Why does this symmetry happens? the reset condition $R$ biases the results? Thank you!
This is the Python code in case somebody wants to reuse it:
def mbrw():
from sympy import mobius, factorint
from gmpy2 import is_prime, is_square
import matplotlib.pyplot as plt
import csv
from random import randint
def calc_dir(last_dir,mob):
if last_dir == "R":
if mob == -1:
return "U"
if mob == 0:
return "R"
if mob == 1:
return "D"
elif last_dir == "D":
if mob == -1:
return "R"
if mob == 0:
return "D"
if mob == 1:
return "L"
elif last_dir == "L":
if mob == -1:
return "D"
if mob == 0:
return "L"
if mob == 1:
return "U"
elif last_dir == "U":
if mob == -1:
return "L"
if mob == 0:
return "U"
if mob == 1:
return "R"
testlimit = 1000000
lox = []
loy = []
last_dir = "R"
is_first = True
for n in range (1,testlimit):
# Function used to decide the direction
#tmpval=mobius(n)
myrand = randint(1,9)
if myrand <=3:
tmpval = -1
elif myrand <=6:
tmpval = 0
else:
tmpval = 1
if is_first:
if n==1:
# Starting condition
last_dir = "R"
lox.append(0)
loy.append(0)
lox.append(1)
loy.append(0)
is_first = False
else:
# Calculation of next direction
last_dir = calc_dir(last_dir,tmpval)
nextx=0
nexty=0
# Displacement in the new direction
jumpvalue = 1
# Reset condition
if is_prime(n):
nextx=0
nexty=0
else:
# Calculation of next (x,y)
if last_dir=="R":
nextx=lox[n-1]+jumpvalue
nexty=loy[n-1]
elif last_dir=="D":
nextx=lox[n-1]
nexty=loy[n-1]-jumpvalue
elif last_dir=="L":
nextx=lox[n-1]-jumpvalue
nexty=loy[n-1]
elif last_dir=="U":
nextx=lox[n-1]
nexty=loy[n-1]+jumpvalue
lox.append(nextx)
loy.append(nexty)
plt.plot(lox,loy)
plt.show()
mbrw()

You haven't formalized what you mean by "the result is symmetric". The individual graphs are certainly not symmetric, you haven't specified a distribution whose symmetry we could inquire into, and if you had, it wouldn't be clear whether you could judge its symmetry by examining a couple of samples with the naked eye.

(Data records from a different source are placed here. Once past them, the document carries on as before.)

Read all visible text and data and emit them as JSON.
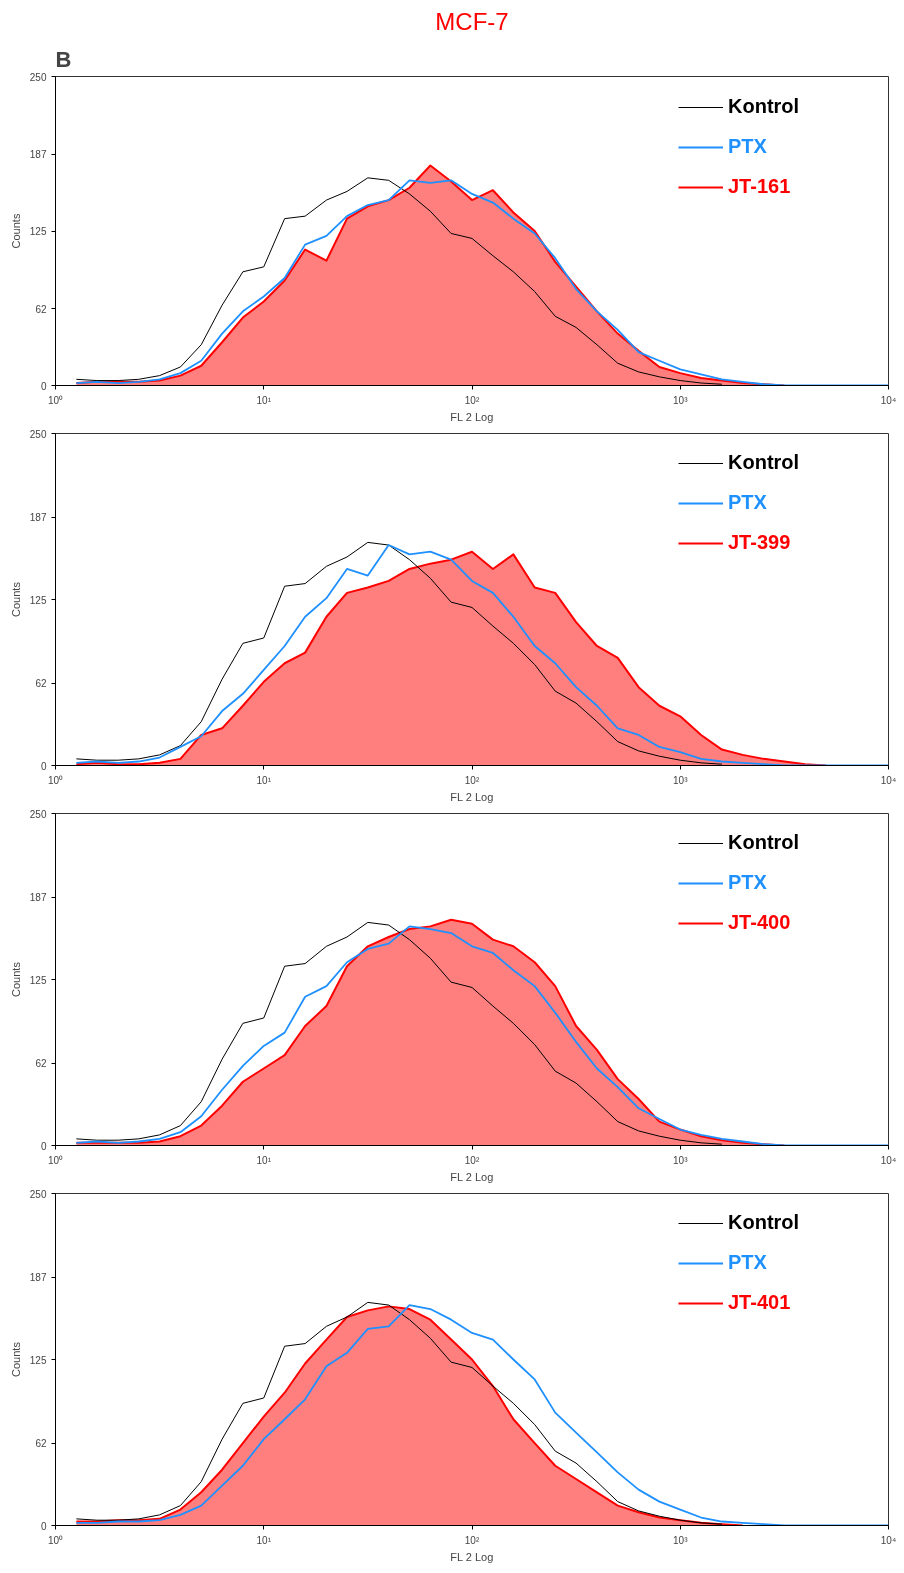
{
  "chart_data": [
    {
      "type": "line",
      "title": "MCF-7",
      "annotations": [
        "B"
      ],
      "xlabel": "FL 2 Log",
      "ylabel": "Counts",
      "log": "x",
      "xlim": [
        1,
        10000
      ],
      "ylim": [
        0,
        250
      ],
      "xticks": [
        {
          "value": 1,
          "label": "10⁰"
        },
        {
          "value": 10,
          "label": "10¹"
        },
        {
          "value": 100,
          "label": "10²"
        },
        {
          "value": 1000,
          "label": "10³"
        },
        {
          "value": 10000,
          "label": "10⁴"
        }
      ],
      "yticks": [
        0,
        62,
        125,
        187,
        250
      ],
      "grid": false,
      "legend": "top right",
      "x": [
        1.26,
        1.58,
        2,
        2.51,
        3.16,
        3.98,
        5.01,
        6.31,
        7.94,
        10,
        12.6,
        15.8,
        20,
        25.1,
        31.6,
        39.8,
        50.1,
        63.1,
        79.4,
        100,
        126,
        158,
        200,
        251,
        316,
        398,
        501,
        631,
        794,
        1000,
        1259,
        1585,
        1995,
        2512,
        3162,
        3981,
        5012,
        6310,
        7943,
        10000
      ],
      "series": [
        {
          "name": "Kontrol",
          "color": "#000000",
          "values": [
            5,
            4,
            4,
            5,
            8,
            15,
            33,
            65,
            92,
            96,
            135,
            137,
            150,
            157,
            168,
            166,
            155,
            141,
            123,
            119,
            105,
            92,
            76,
            56,
            47,
            33,
            18,
            11,
            7,
            4,
            2,
            1,
            null,
            null,
            null,
            null,
            null,
            null,
            null,
            null
          ]
        },
        {
          "name": "PTX",
          "color": "#1e90ff",
          "values": [
            2,
            3,
            2,
            3,
            5,
            10,
            20,
            42,
            60,
            72,
            87,
            114,
            121,
            137,
            146,
            150,
            166,
            164,
            166,
            155,
            148,
            135,
            123,
            103,
            78,
            60,
            45,
            27,
            20,
            13,
            9,
            5,
            3,
            1,
            0,
            0,
            0,
            0,
            0,
            0
          ]
        },
        {
          "name": "JT-161",
          "type": "area",
          "color": "#ff0000",
          "values": [
            2,
            3,
            3,
            3,
            4,
            8,
            16,
            35,
            55,
            68,
            85,
            110,
            101,
            135,
            145,
            150,
            160,
            178,
            165,
            150,
            158,
            140,
            125,
            100,
            80,
            60,
            42,
            28,
            15,
            10,
            6,
            4,
            2,
            1,
            0,
            null,
            null,
            null,
            null,
            null
          ]
        }
      ]
    },
    {
      "type": "line",
      "xlabel": "FL 2 Log",
      "ylabel": "Counts",
      "log": "x",
      "xlim": [
        1,
        10000
      ],
      "ylim": [
        0,
        250
      ],
      "xticks": [
        {
          "value": 1,
          "label": "10⁰"
        },
        {
          "value": 10,
          "label": "10¹"
        },
        {
          "value": 100,
          "label": "10²"
        },
        {
          "value": 1000,
          "label": "10³"
        },
        {
          "value": 10000,
          "label": "10⁴"
        }
      ],
      "yticks": [
        0,
        62,
        125,
        187,
        250
      ],
      "grid": false,
      "legend": "top right",
      "x": [
        1.26,
        1.58,
        2,
        2.51,
        3.16,
        3.98,
        5.01,
        6.31,
        7.94,
        10,
        12.6,
        15.8,
        20,
        25.1,
        31.6,
        39.8,
        50.1,
        63.1,
        79.4,
        100,
        126,
        158,
        200,
        251,
        316,
        398,
        501,
        631,
        794,
        1000,
        1259,
        1585,
        1995,
        2512,
        3162,
        3981,
        5012,
        6310,
        7943,
        10000
      ],
      "series": [
        {
          "name": "Kontrol",
          "color": "#000000",
          "values": [
            5,
            4,
            4,
            5,
            8,
            15,
            33,
            65,
            92,
            96,
            135,
            137,
            150,
            157,
            168,
            166,
            155,
            141,
            123,
            119,
            105,
            92,
            76,
            56,
            47,
            33,
            18,
            11,
            7,
            4,
            2,
            1,
            null,
            null,
            null,
            null,
            null,
            null,
            null,
            null
          ]
        },
        {
          "name": "PTX",
          "color": "#1e90ff",
          "values": [
            2,
            3,
            2,
            3,
            6,
            14,
            22,
            41,
            54,
            72,
            90,
            112,
            126,
            148,
            143,
            166,
            159,
            161,
            155,
            139,
            130,
            112,
            90,
            77,
            59,
            45,
            28,
            23,
            14,
            10,
            5,
            3,
            2,
            1,
            0,
            0,
            0,
            0,
            0,
            0
          ]
        },
        {
          "name": "JT-399",
          "type": "area",
          "color": "#ff0000",
          "values": [
            1,
            2,
            1,
            1,
            2,
            5,
            23,
            28,
            45,
            63,
            77,
            85,
            112,
            130,
            134,
            139,
            148,
            152,
            155,
            161,
            148,
            159,
            134,
            130,
            108,
            90,
            81,
            59,
            45,
            37,
            23,
            12,
            8,
            5,
            3,
            1,
            0,
            null,
            null,
            null
          ]
        }
      ]
    },
    {
      "type": "line",
      "xlabel": "FL 2 Log",
      "ylabel": "Counts",
      "log": "x",
      "xlim": [
        1,
        10000
      ],
      "ylim": [
        0,
        250
      ],
      "xticks": [
        {
          "value": 1,
          "label": "10⁰"
        },
        {
          "value": 10,
          "label": "10¹"
        },
        {
          "value": 100,
          "label": "10²"
        },
        {
          "value": 1000,
          "label": "10³"
        },
        {
          "value": 10000,
          "label": "10⁴"
        }
      ],
      "yticks": [
        0,
        62,
        125,
        187,
        250
      ],
      "grid": false,
      "legend": "top right",
      "x": [
        1.26,
        1.58,
        2,
        2.51,
        3.16,
        3.98,
        5.01,
        6.31,
        7.94,
        10,
        12.6,
        15.8,
        20,
        25.1,
        31.6,
        39.8,
        50.1,
        63.1,
        79.4,
        100,
        126,
        158,
        200,
        251,
        316,
        398,
        501,
        631,
        794,
        1000,
        1259,
        1585,
        1995,
        2512,
        3162,
        3981,
        5012,
        6310,
        7943,
        10000
      ],
      "series": [
        {
          "name": "Kontrol",
          "color": "#000000",
          "values": [
            5,
            4,
            4,
            5,
            8,
            15,
            33,
            65,
            92,
            96,
            135,
            137,
            150,
            157,
            168,
            166,
            155,
            141,
            123,
            119,
            105,
            92,
            76,
            56,
            47,
            33,
            18,
            11,
            7,
            4,
            2,
            1,
            null,
            null,
            null,
            null,
            null,
            null,
            null,
            null
          ]
        },
        {
          "name": "PTX",
          "color": "#1e90ff",
          "values": [
            2,
            3,
            2,
            3,
            5,
            10,
            22,
            42,
            60,
            75,
            85,
            112,
            120,
            138,
            148,
            152,
            165,
            163,
            160,
            150,
            145,
            132,
            120,
            100,
            78,
            58,
            44,
            28,
            20,
            12,
            8,
            5,
            3,
            1,
            0,
            0,
            0,
            0,
            0,
            0
          ]
        },
        {
          "name": "JT-400",
          "type": "area",
          "color": "#ff0000",
          "values": [
            2,
            2,
            2,
            2,
            3,
            7,
            15,
            30,
            48,
            58,
            68,
            90,
            105,
            135,
            150,
            157,
            163,
            165,
            170,
            167,
            155,
            150,
            138,
            120,
            90,
            72,
            50,
            35,
            18,
            12,
            7,
            4,
            2,
            1,
            0,
            null,
            null,
            null,
            null,
            null
          ]
        }
      ]
    },
    {
      "type": "line",
      "xlabel": "FL 2 Log",
      "ylabel": "Counts",
      "log": "x",
      "xlim": [
        1,
        10000
      ],
      "ylim": [
        0,
        250
      ],
      "xticks": [
        {
          "value": 1,
          "label": "10⁰"
        },
        {
          "value": 10,
          "label": "10¹"
        },
        {
          "value": 100,
          "label": "10²"
        },
        {
          "value": 1000,
          "label": "10³"
        },
        {
          "value": 10000,
          "label": "10⁴"
        }
      ],
      "yticks": [
        0,
        62,
        125,
        187,
        250
      ],
      "grid": false,
      "legend": "top right",
      "x": [
        1.26,
        1.58,
        2,
        2.51,
        3.16,
        3.98,
        5.01,
        6.31,
        7.94,
        10,
        12.6,
        15.8,
        20,
        25.1,
        31.6,
        39.8,
        50.1,
        63.1,
        79.4,
        100,
        126,
        158,
        200,
        251,
        316,
        398,
        501,
        631,
        794,
        1000,
        1259,
        1585,
        1995,
        2512,
        3162,
        3981,
        5012,
        6310,
        7943,
        10000
      ],
      "series": [
        {
          "name": "Kontrol",
          "color": "#000000",
          "values": [
            5,
            4,
            4,
            5,
            8,
            15,
            33,
            65,
            92,
            96,
            135,
            137,
            150,
            157,
            168,
            166,
            155,
            141,
            123,
            119,
            105,
            92,
            76,
            56,
            47,
            33,
            18,
            11,
            7,
            4,
            2,
            1,
            null,
            null,
            null,
            null,
            null,
            null,
            null,
            null
          ]
        },
        {
          "name": "PTX",
          "color": "#1e90ff",
          "values": [
            2,
            2,
            3,
            3,
            4,
            8,
            15,
            30,
            45,
            65,
            80,
            95,
            120,
            130,
            148,
            150,
            166,
            163,
            155,
            145,
            140,
            125,
            110,
            85,
            70,
            55,
            40,
            27,
            18,
            12,
            6,
            3,
            2,
            1,
            0,
            0,
            0,
            0,
            0,
            0
          ]
        },
        {
          "name": "JT-401",
          "type": "area",
          "color": "#ff0000",
          "values": [
            3,
            3,
            4,
            4,
            5,
            12,
            25,
            42,
            62,
            82,
            100,
            122,
            140,
            157,
            162,
            165,
            163,
            155,
            140,
            125,
            105,
            80,
            62,
            45,
            35,
            25,
            15,
            10,
            6,
            4,
            2,
            1,
            0,
            null,
            null,
            null,
            null,
            null,
            null,
            null
          ]
        }
      ]
    }
  ]
}
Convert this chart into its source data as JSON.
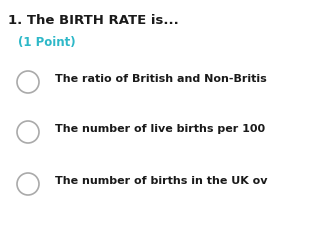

So presumably what you mean is roughly that the resulting graphs appear roughly symmetrical to the naked eye. If so, this can be explained. You used three different sequences for the reset: the primes, the squares, and the powers of two. The lengths of your random walks are determined by the gaps in these sequences. These gaps are of the order of $\log n$, $n$ and $2^n$, respectively. The distance that a random walk of length $l$ travels away from the origin goes as $\sqrt l$.
Thus, your walks end at distances of order $\sqrt{\log n}$, $\sqrt n$ and $2^{n/2}$ from the origin. Taking derivatives with respect to $n$ yields (up to logarithmic factors) $1/n$, $1/\sqrt n$ and $2^{n/2}$. That gives you the order of magnitude of the differences between expected distances from the origin of successive random walks. These differences go to zero in the first two cases and (exponentially) increase in the third.
So it makes sense that the random walks in the first two cases appear to extend symmetrically in all directions from the origin, since there will be many of them with similar average distances from the origin, which the naked eye can't distinguish because the small differences in their average distances get lost in the overall fluctuations, whereas in the third case each successive walk ends up roughly $\sqrt2$ as far away from the origin as the preceding one, so they can easily be distinguished by the naked eye, and the appearance is less symmetric.